Das Buch beinhaltet zahlreiche Abbildungen von Engelsdarstellungen im Kloster, so wie hier das Fresko von König David samt musizierenden Boten. (Foto: Harry Wolfsbauer)

Pater Emmeram Kränkl wäre nie auf die Idee gekommen, ein Buch über Engel zu schreiben, würde er nicht im Kloster Schäftlarn wohnen, denn da "feiern die Hochkonjunktur", sagt er. So hat er sich also doch, ganz wissenschaftlich, mit jenen Wesen zwischen Himmel und Erde befasst. Pünktlich zur Weihnachtszeit soll "Biotop der Engel: Kloster Schäftlarn" im Eigenverlag erscheinen.

Da sind die musizierenden Engeln gleich über der Orgel, der Goldengel über dem Altar, und dazwischen die vielen Kinderengel, die alle Nischen des Raumes schmücken - insgesamt müssten es um die 100 sein. Die Kirche wurde 1750 gebaut. Damals waren Engel in. Und das sind sie auch heute noch. Nur nicht innerhalb, sondern außerhalb der Kirche. "Es glauben mehr Menschen in Deutschland an Engel als an Gott", sagt Pater Emmeram. "Das ist paradox. Aber Engel befrieden das Bedürfnis nach Nähe." Mehrere Tausend esoterische Bücher über die Wesen gebe es. "In der Kirche führen sie hingegen mehr oder weniger ein Randdasein." Einige namhafte Theologen, evangelische wie katholische, ebenso wie Philosophen, Psychologen und Soziologen haben sich mit der Frage ihrer Existenz befasst. Pater Emmeram, ehemaliger Abt in Augsburg und Philosophielehrer an der Klosterschule, hat sich mit deren Theorien befasst.

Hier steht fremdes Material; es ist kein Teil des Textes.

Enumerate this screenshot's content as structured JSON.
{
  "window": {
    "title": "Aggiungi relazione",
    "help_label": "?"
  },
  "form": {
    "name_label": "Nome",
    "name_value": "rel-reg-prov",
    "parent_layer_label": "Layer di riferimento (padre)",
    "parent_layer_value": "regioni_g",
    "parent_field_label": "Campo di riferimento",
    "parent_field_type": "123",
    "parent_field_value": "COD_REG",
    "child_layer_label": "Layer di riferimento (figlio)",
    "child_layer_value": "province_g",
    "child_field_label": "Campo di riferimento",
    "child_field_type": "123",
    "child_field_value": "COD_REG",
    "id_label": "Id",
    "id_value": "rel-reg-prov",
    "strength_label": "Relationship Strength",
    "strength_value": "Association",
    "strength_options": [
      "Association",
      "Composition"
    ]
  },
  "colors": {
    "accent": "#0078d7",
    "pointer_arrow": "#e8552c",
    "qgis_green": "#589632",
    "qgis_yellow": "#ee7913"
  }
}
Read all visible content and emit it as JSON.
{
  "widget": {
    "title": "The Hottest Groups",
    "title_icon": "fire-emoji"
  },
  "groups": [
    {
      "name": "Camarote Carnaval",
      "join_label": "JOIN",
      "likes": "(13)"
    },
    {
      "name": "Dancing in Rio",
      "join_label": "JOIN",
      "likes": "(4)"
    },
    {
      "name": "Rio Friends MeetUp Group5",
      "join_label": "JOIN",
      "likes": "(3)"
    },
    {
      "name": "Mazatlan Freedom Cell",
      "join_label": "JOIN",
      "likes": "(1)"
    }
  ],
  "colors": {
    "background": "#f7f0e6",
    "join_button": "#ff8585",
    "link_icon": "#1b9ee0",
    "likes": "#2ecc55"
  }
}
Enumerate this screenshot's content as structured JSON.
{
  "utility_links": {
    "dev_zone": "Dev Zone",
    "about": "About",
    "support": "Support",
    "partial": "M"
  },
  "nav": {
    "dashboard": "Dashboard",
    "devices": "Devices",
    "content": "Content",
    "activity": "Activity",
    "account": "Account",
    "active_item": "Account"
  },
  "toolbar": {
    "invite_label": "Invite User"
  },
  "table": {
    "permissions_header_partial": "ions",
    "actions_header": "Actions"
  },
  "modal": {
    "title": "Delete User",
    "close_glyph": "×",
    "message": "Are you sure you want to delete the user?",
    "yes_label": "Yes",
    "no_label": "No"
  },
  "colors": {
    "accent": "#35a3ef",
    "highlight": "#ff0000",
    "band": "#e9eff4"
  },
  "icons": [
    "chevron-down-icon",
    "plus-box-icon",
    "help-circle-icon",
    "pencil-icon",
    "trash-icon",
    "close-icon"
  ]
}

"Es ist so: Wenn in der Kirche etwas schwindet, taucht es woanders wieder auf", sagt der 78-Jährige. Er sitzt im hölzernen Empfangssaal des Klosters. So sei das mit dem Fasten gewesen, mit dem Weihrauch, und so ist es eben auch mit den Engeln. "Irgendwo scheint es ein Grundbedürfnis des Menschen zu sein,", sagt er, dass es Wesen gebe zwischen Mensch und Gott.

In seinem Buch beschäftigt sich Pater Emmeram mit Engelstheorie. (Foto: Harry Wolfsbauer)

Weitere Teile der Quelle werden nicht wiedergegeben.